Andrea Downing speaks during the Stanford Medicine X Conference in Palo Alto, California, in September 2017.

This breast cancer advocate says she discovered a Facebook flaw that put the health data of millions at risk

Updated 9:39 PM ET, Fri March 6, 2020

(CNN)Imagine you have a highly sensitive medical condition that you want, or need, to keep secret. Maybe you've been diagnosed with HIV, or you're trying to kick an opioid addiction.

Desperate to get some advice or talk to a kindred spirit, you bare your soul in a Facebook support group for people with your health problem.
But what if your membership in a Facebook group you assumed was confidential wasn't private?
And what if marketers could easily learn about your diagnosis and your name, email address, location and other identifying information?
Andrea Downing, a tech project manager and breast cancer advocate, has spent the past two years trying to tell the world about this alarming prospect.
Downing is an administrator for a private Facebook group helping women who have a gene mutation that puts them at risk for breast and ovarian cancer.
In 2018, she began to worry that leaks of personal data such as the Cambridge Analytica scandal, which affected up to 87 million Facebook users, could happen in the health sphere.
"There is much more wrong here than is being reported," she remembers thinking. "I kept expecting others to be on top of that and nobody was."
Downing thought there could be a similar risk for the women in her BRCA Sisterhood group who shared deeply sensitive information, including pictures of their mastectomies. Because their group was classified on Facebook as closed, members' personal information was supposed to only be visible to other members.
Downing called a cybersecurity researcher named Fred Trotter, who says he confirmed her suspicion. Trotter said he found a loophole in the privacy settings for closed Facebook groups that would allow developers, marketers and others to download the membership lists of Facebook groups for thousands of diseases and conditions, from Alcoholics Anonymous to survivors of sexual assault.
Trotter said that without more information, it's difficult to prove whether a third party developer exploited the alleged vulnerability.
"In less than an hour, I had extremely personal information that could be used against these women," Trotter told CNN. "The kinds of things that they don't tell their husbands about in some cases."

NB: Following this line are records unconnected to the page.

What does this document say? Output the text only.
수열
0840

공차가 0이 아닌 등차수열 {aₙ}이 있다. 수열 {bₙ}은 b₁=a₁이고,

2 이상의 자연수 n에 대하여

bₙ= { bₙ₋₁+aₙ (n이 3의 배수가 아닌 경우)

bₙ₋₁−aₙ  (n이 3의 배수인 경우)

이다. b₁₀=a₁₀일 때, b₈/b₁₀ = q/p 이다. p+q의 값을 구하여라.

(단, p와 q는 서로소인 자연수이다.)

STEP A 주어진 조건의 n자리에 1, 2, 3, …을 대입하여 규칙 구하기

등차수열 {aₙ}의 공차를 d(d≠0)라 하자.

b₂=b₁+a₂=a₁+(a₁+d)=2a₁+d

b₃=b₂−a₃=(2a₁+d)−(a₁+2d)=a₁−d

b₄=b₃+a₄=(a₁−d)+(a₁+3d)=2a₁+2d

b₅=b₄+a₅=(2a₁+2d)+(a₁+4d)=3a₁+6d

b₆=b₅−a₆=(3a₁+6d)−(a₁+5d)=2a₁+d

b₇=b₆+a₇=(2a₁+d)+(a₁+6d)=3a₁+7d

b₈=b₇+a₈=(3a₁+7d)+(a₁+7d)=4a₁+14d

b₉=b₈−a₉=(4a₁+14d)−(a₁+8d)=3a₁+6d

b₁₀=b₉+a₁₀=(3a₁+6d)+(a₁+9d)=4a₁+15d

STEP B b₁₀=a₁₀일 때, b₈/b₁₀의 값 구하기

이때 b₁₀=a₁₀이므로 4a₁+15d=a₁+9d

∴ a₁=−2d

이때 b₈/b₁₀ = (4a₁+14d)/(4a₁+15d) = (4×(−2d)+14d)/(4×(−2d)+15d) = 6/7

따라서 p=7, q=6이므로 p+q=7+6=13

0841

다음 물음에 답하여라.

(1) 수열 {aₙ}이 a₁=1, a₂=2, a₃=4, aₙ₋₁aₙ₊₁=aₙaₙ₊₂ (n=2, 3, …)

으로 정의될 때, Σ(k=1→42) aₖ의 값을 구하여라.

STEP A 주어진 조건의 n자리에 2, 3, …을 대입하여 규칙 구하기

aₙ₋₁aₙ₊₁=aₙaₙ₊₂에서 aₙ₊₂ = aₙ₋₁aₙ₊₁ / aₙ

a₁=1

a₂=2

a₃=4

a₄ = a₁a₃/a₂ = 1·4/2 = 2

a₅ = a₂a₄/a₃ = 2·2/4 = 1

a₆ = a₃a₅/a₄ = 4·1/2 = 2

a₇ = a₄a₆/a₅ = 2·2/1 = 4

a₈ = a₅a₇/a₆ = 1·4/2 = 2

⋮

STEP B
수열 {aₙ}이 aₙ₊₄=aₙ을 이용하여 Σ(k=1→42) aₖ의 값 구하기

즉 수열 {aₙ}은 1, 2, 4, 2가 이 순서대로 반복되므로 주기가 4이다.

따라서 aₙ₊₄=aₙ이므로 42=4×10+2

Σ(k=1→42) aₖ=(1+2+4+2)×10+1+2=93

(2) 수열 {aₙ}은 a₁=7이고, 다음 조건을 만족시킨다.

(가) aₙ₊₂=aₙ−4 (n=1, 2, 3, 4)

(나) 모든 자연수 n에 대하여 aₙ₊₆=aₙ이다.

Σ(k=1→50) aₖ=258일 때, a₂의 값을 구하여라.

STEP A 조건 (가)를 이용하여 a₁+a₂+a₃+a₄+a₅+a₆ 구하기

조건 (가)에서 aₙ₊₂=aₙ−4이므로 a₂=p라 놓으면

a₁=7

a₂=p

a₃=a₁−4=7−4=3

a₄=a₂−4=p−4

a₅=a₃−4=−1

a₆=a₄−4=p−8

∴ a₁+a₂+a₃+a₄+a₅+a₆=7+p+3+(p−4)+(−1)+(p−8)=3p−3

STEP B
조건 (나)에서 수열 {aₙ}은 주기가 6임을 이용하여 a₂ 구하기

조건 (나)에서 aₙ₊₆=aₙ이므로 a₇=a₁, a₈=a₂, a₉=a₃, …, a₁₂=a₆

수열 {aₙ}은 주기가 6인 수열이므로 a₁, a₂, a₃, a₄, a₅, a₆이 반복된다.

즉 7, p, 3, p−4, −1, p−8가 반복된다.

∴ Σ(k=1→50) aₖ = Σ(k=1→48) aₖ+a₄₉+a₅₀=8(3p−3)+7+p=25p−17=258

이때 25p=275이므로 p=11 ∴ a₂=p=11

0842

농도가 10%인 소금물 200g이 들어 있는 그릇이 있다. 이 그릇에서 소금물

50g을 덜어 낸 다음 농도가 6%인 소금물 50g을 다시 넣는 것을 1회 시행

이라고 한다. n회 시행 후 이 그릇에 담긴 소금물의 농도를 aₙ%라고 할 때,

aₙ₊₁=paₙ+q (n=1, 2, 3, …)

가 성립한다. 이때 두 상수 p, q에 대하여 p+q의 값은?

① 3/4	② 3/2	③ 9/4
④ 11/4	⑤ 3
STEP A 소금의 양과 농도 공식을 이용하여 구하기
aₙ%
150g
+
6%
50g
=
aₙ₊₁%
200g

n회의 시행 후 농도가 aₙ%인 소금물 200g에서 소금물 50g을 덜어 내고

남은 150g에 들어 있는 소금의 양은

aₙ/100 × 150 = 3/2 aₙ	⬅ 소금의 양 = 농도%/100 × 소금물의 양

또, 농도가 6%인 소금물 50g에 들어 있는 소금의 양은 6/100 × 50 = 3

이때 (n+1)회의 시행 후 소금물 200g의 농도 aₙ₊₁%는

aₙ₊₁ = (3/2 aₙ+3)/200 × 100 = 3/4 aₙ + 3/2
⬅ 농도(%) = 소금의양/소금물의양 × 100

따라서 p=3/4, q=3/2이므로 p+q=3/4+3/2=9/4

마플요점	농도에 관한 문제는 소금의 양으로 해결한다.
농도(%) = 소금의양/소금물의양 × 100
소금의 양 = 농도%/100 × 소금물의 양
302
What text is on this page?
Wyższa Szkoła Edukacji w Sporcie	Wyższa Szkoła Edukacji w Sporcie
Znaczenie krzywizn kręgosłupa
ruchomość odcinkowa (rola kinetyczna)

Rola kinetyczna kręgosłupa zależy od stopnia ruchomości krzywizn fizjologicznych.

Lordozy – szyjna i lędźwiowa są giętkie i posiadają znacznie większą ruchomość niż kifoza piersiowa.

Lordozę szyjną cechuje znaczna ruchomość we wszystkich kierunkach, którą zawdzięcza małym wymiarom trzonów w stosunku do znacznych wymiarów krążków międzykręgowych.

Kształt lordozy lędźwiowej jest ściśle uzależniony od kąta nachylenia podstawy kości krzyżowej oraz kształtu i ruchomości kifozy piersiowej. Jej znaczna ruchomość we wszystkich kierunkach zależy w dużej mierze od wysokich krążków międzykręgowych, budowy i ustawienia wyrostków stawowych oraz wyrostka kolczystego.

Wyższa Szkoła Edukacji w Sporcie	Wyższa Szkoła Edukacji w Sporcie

They filed a complaint about Facebook with the FTC

Trotter believes Downing's discovery had the potential for a leak "probably several orders of magnitude larger than Cambridge Analytica."
In an interview, he said that because the vulnerability would have been present for all Facebook groups labeled "closed," it would have affected far more people than that scandal, in which the Cambridge Analytica political consulting firm obtained the the personal data of millions of Americans.
Further, Trotter argued that the alleged vulnerability might be worse due to the high value of healthcare data to companies, and the high potential for malicious actors to use sensitive information for illicit purposes.
To be clear, Trotter and Downing do not point to a specific smoking gun of a third party stealing and selling health data that users shared on Facebook at mass scale.
But they do allege that users' identifiable information related to specific medical diagnoses could have been accessible for a period of years by those with Facebook developer accounts.
Fred Trotter discusses cybersecurity with Downing during a conference in February 2020.
Trotter and Downing are still concerned about this, even though they say the alleged health data vulnerability was closed in 2018 when Facebook changed its settings. Facebook told The Verge in July 2018, "While we recently made a change to closed groups, there was not a privacy loophole." A Facebook spokeswoman acknowledged to CNN that web developers did have access to membership lists for all closed groups before the fix.
Facebook says that simply being a member of a closed health group doesn't constitute a health disclosure, and that it's investing in ways to give its users clearer information about group privacy settings, particularly with regard to health groups.
Downing and Trotter have filed a complaint with the Federal Trade Commission, arguing that Facebook had an obligation to protect membership lists for health groups and that it failed to disclose this alleged vulnerability to its users.
If the FTC found that Facebook violated its health rules, the complaint could put Facebook on the hook for billions in potential fines.
It also raises troubling questions about the security of users' personal health information on the social platform -- and beyond.

It all started because Downing wanted to help women at risk for cancer

In a way, Downing's journey to becoming a health privacy crusader began many years ago -- when she was three years old and her mother was diagnosed with a hereditary cancer.
"Many of my earliest memories were not knowing whether my mom would live or die," she said.
Her mother survived.
In 2004, after graduating from the University of Texas at Austin, Downing moved to San Francisco and took a job at Salesforce, a cloud computing service.